On Saturday, November 4th, 2006, the Music City Walk of Fame was unveiled for the first time and its inaugural inductees were honored. The inductees included: Reba McEntire, Ronnie Milsap, Boudleaux & Felice Bryant, Roy Orbison , Fisk Jubilee Singers, and Kenneth D. Schermerhorn.
"The Music Mile" is roughly a one-mile stretch, which connects downtown to Music Row. Along the mile when you head west from the Schermerhorn Symphony Center you will encounter the Country Music Hall of Fame, Gaylord Entertainment Center, the Musicians Hall of Fame, the Tennessee Sports Hall of Fame, and the soon to be Gospel Hall of Fame.
Keep walking on down the mile and you will soon come across the Frist Center for the visual arts, and new entertainment, restaurants and shopping along Demonbruen St and the Music Row Roundabout.

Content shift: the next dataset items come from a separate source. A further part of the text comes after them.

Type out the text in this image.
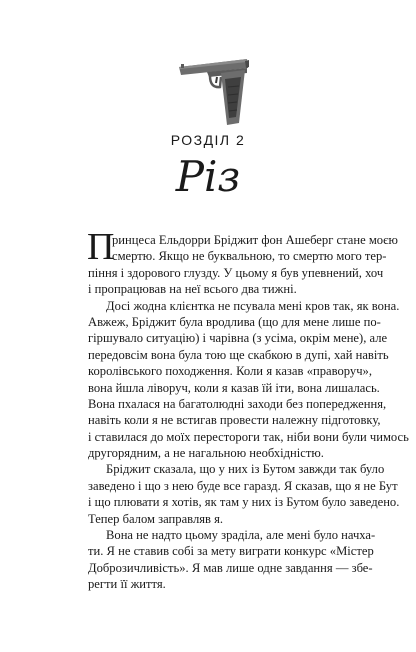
РОЗДІЛ 2
Різ
П
ринцеса Ельдорри Бріджит фон Ашеберг стане моєю
смертю. Якщо не буквальною, то смертю мого тер-
піння і здорового глузду. У цьому я був упевнений, хоч
і пропрацював на неї всього два тижні.
Досі жодна клієнтка не псувала мені кров так, як вона.
Авжеж, Бріджит була вродлива (що для мене лише по-
гіршувало ситуацію) і чарівна (з усіма, окрім мене), але
передовсім вона була тою ще скабкою в дупі, хай навіть
королівського походження. Коли я казав «праворуч»,
вона йшла ліворуч, коли я казав їй іти, вона лишалась.
Вона пхалася на багатолюдні заходи без попередження,
навіть коли я не встигав провести належну підготовку,
і ставилася до моїх перестороги так, ніби вони були чимось
другорядним, а не нагальною необхідністю.
Бріджит сказала, що у них із Бутом завжди так було
заведено і що з нею буде все гаразд. Я сказав, що я не Бут
і що плювати я хотів, як там у них із Бутом було заведено.
Тепер балом заправляв я.
Вона не надто цьому зраділа, але мені було начха-
ти. Я не ставив собі за мету виграти конкурс «Містер
Доброзичливість». Я мав лише одне завдання — збе-
регти її життя.
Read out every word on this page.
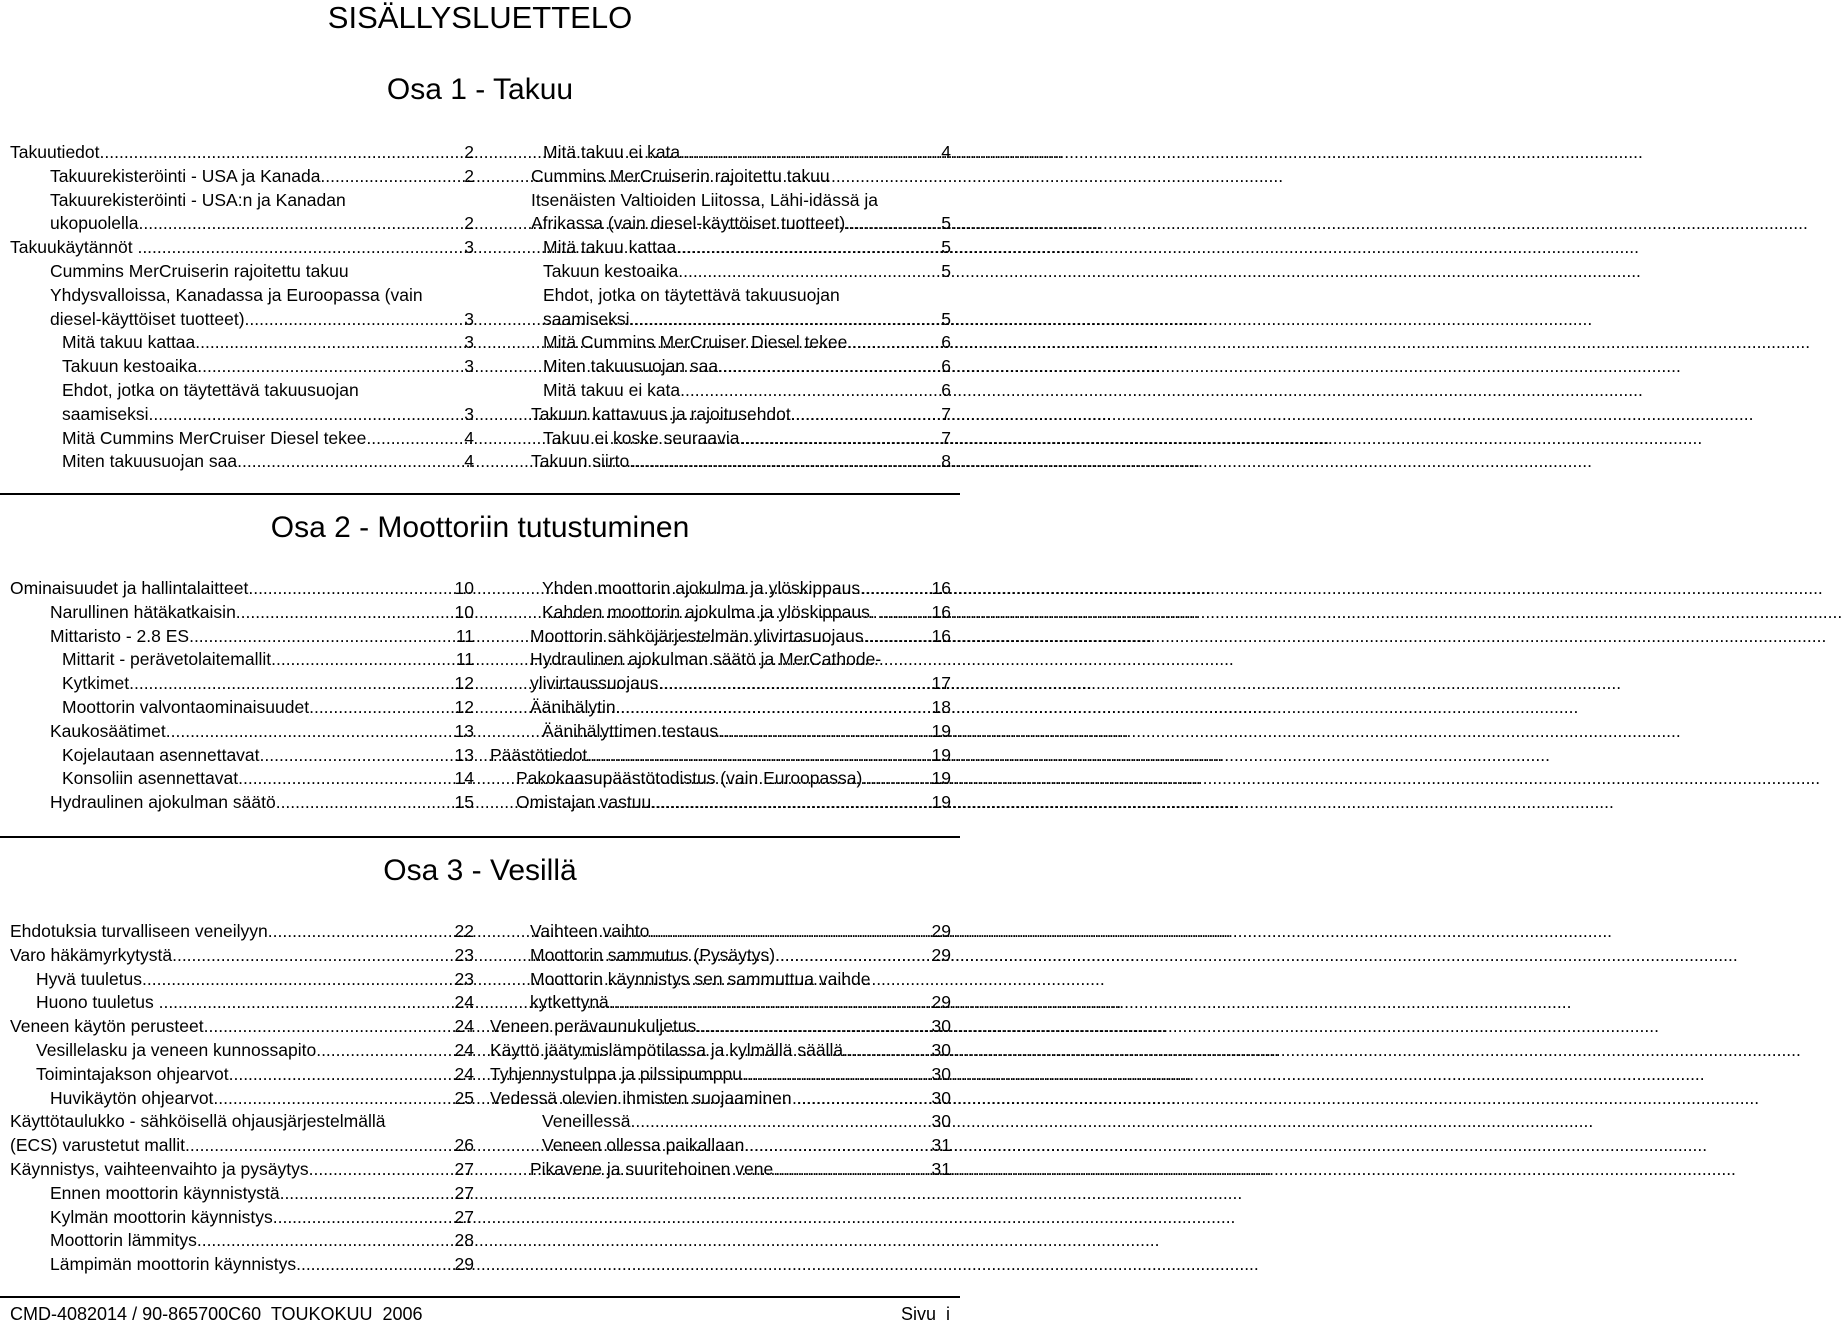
SISÄLLYSLUETTELO
Osa 1 - Takuu
Takuutiedot. .....	2
Takuurekisteröinti - USA ja Kanada. .....	2
Takuurekisteröinti - USA:n ja Kanadan
ukopuolella. .....	2
Takuukäytännöt . .....	3
Cummins MerCruiserin rajoitettu takuu
Yhdysvalloissa, Kanadassa ja Euroopassa (vain
diesel-käyttöiset tuotteet). .....	3
Mitä takuu kattaa. .....	3
Takuun kestoaika. .....	3
Ehdot, jotka on täytettävä takuusuojan
saamiseksi. .....	3
Mitä Cummins MerCruiser Diesel tekee. .....	4
Miten takuusuojan saa. .....	4
Mitä takuu ei kata. .....	4
Cummins MerCruiserin rajoitettu takuu
Itsenäisten Valtioiden Liitossa, Lähi-idässä ja
Afrikassa (vain diesel-käyttöiset tuotteet). .....	5
Mitä takuu kattaa. .....	5
Takuun kestoaika. .....	5
Ehdot, jotka on täytettävä takuusuojan
saamiseksi. .....	5
Mitä Cummins MerCruiser Diesel tekee. .....	6
Miten takuusuojan saa. .....	6
Mitä takuu ei kata. .....	6
Takuun kattavuus ja rajoitusehdot. .....	7
Takuu ei koske seuraavia. .....	7
Takuun siirto. .....	8
Osa 2 - Moottoriin tutustuminen
Ominaisuudet ja hallintalaitteet. .....	10
Narullinen hätäkatkaisin. .....	10
Mittaristo - 2.8 ES. .....	11
Mittarit - perävetolaitemallit. .....	11
Kytkimet. .....	12
Moottorin valvontaominaisuudet. .....	12
Kaukosäätimet. .....	13
Kojelautaan asennettavat. .....	13
Konsoliin asennettavat. .....	14
Hydraulinen ajokulman säätö. .....	15
Yhden moottorin ajokulma ja ylöskippaus. .....	16
Kahden moottorin ajokulma ja ylöskippaus. . .....	16
Moottorin sähköjärjestelmän ylivirtasuojaus. .....	16
Hydraulinen ajokulman säätö ja MerCathode-
ylivirtaussuojaus. .....	17
Äänihälytin. .....	18
Äänihälyttimen testaus. .....	19
Päästötiedot. .....	19
Pakokaasupäästötodistus (vain Euroopassa) .....	19
Omistajan vastuu. .....	19
Osa 3 - Vesillä
Ehdotuksia turvalliseen veneilyyn. .....	22
Varo häkämyrkytystä. .....	23
Hyvä tuuletus. .....	23
Huono tuuletus . .....	24
Veneen käytön perusteet. .....	24
Vesillelasku ja veneen kunnossapito. .....	24
Toimintajakson ohjearvot. .....	24
Huvikäytön ohjearvot. .....	25
Käyttötaulukko - sähköisellä ohjausjärjestelmällä
(ECS) varustetut mallit. .....	26
Käynnistys, vaihteenvaihto ja pysäytys. .....	27
Ennen moottorin käynnistystä. .....	27
Kylmän moottorin käynnistys. .....	27
Moottorin lämmitys. .....	28
Lämpimän moottorin käynnistys. .....	29
Vaihteen vaihto. .....	29
Moottorin sammutus (Pysäytys). .....	29
Moottorin käynnistys sen sammuttua vaihde
kytkettynä. .....	29
Veneen perävaunukuljetus. .....	30
Käyttö jäätymislämpötilassa ja kylmällä säällä .....	30
Tyhjennystulppa ja pilssipumppu. .....	30
Vedessä olevien ihmisten suojaaminen . .....	30
Veneillessä. .....	30
Veneen ollessa paikallaan. .....	31
Pikavene ja suuritehoinen vene. .....	31
CMD-4082014 / 90-865700C60  TOUKOKUU  2006	Sivu  i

The Music City Walk of Fame is an official project of Music City, Inc, the charitable foundation of the Nashville Convention and Visitors Bureau. Sponsors for the Music Mile include Gibson Guitar, GAC, and the city of Nashville and Metro Parks.

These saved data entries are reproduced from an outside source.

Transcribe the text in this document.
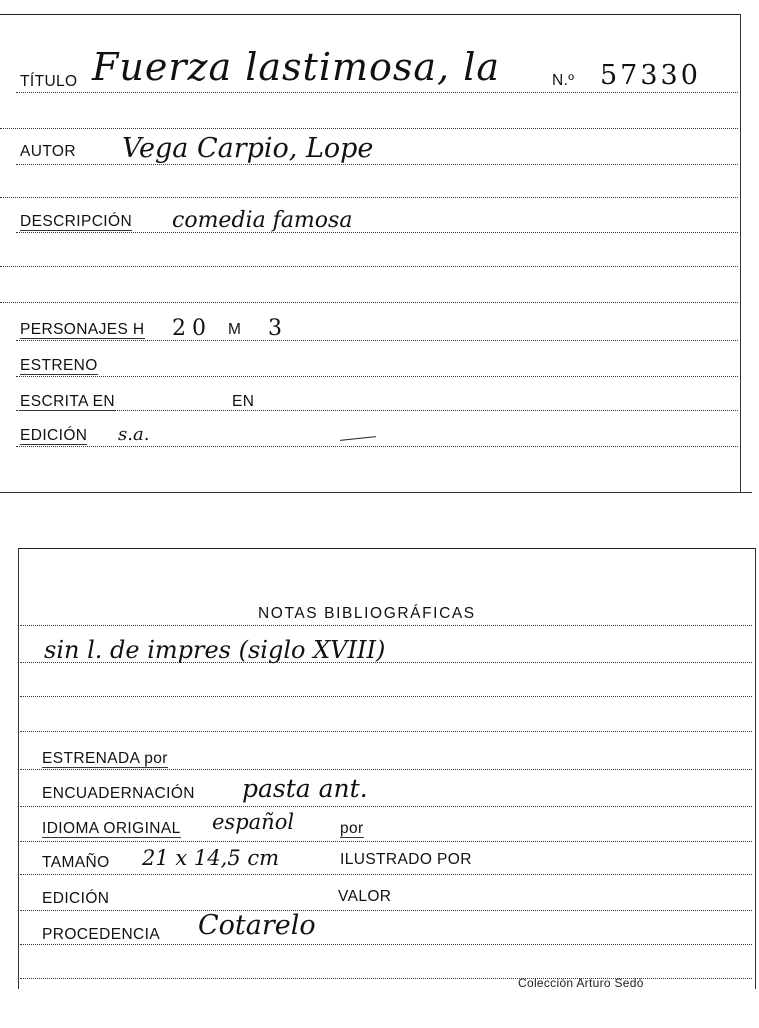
TÍTULO Fuerza lastimosa, la	N.º 57330
AUTOR Vega Carpio, Lope
DESCRIPCIÓN comedia famosa
PERSONAJES H 20 M 3
ESTRENO
ESCRITA EN	EN
EDICIÓN s.a.
NOTAS BIBLIOGRÁFICAS
sin l. de impres (siglo XVIII)
ESTRENADA por
ENCUADERNACIÓN pasta ant.
IDIOMA ORIGINAL español	por
TAMAÑO 21 x 14,5 cm	ILUSTRADO POR
EDICIÓN	VALOR
PROCEDENCIA Cotarelo
Colección Arturo Sedó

Reba McEntire was among one of the firsts to receive her platinum-and-granite, star-and-guitar sidewalk marker. Reba has been the leading lady of country music for the last 20 years. Her recording efforts have included 33 #1 songs, 30 albums with sales of 50 million, countless shows and performances and many awards including CMA Entertainer Of the Year make Reba a top choice for the Music Mile. Reba is not only a musician but also an actress with her own sitcom entitled Reba, which is in its 6th season. She has also performed on Broadway and appeared in feature films, videos and network television specials.
Ronnie Milsap is the pre-eminent country soul singer of his generation; he provided country music with one of its most important voices, as the genre was moving beyond its rural roots into the mainstream of modern entertainment. His track record speaks loud and clear: 40 # 1 singles, over 25 million records sold, seven Grammy Awards, four Academy of Country Music Awards, and eight Country Music Association Awards. Ronnie Milsap is one of the best-loved and most enduring artists in country music history.
The husband and wife team of Boudleaux & Felice Bryant are generally considered the first writers to move to Nashville to make their living solely as songwriters. Bryant's catalog has an impressive 800 unique songs recorded by thousands of artists. They wrote some of the most enduring songs of the 1950s and 1960s, including many of the Everly Brothers' biggest hits ("Bye Bye Love," "Wake Up Little Susie," "All I Have To Do Is Dream" and "Love Hurts") as well as the Tennessee anthem "Rocky Top." Boudleaux Bryant died in 1987, Felice Bryant in 2003.
The Fisk Jubilee Singers were founded in 1871. The young men and women of this acapella ensemble - students of Fisk University in Nashville - have served as cultural ambassadors, transcending time and race through their stirring performances. The nine original members introduced 'slave songs' to the world with tours spanning the US and abroad. They broke racial barriers in the late 19th century as they entertained American presidents and European royalty. The Fisk Jubilee Singers, currently numbering 20 members, are celebrating their 135th anniversary this year.
Roy Orbison is one of the founding fathers of Rock n Roll. He became one of the most distinctive voices in popular music with his four-octave range. Over four decades he created the soundtrack for millions of lives with songs like "Only The Lonely," "Running Scared," "Crying" "Oh Pretty Woman," "Handle With Care" and "You Got It." In tribute to his wide-ranging influence are multiple Grammy Awards and memberships in the Rock and Roll Hall of Fame and Songwriters Hall of Fame. When Roy Orbison died in 1988, he had two albums in the top 5, one with the Traveling Wilburys and a solo effort.
Maestro Kenneth D. Schermerhorn, the Nashville Symphony's music director and conductor which led the orchestra to national and international prominence during a remarkable 22-year tenure. A professional musician by the age of 14, he studied with, and served as assistant to, Leonard Bernstein. Maestro Schermerhorn joined the Nashville Symphony in 1983; under his leadership, the Symphony recorded Grammy-nominated CDs that broke international sales records and undertook its first East Coast tour, which culminated in a stunning debut at Carnegie Hall in 2000.
While downtown, be sure to stop by and look at the first stars on the Music Mile. There will be two ceremonies every year to induct new members.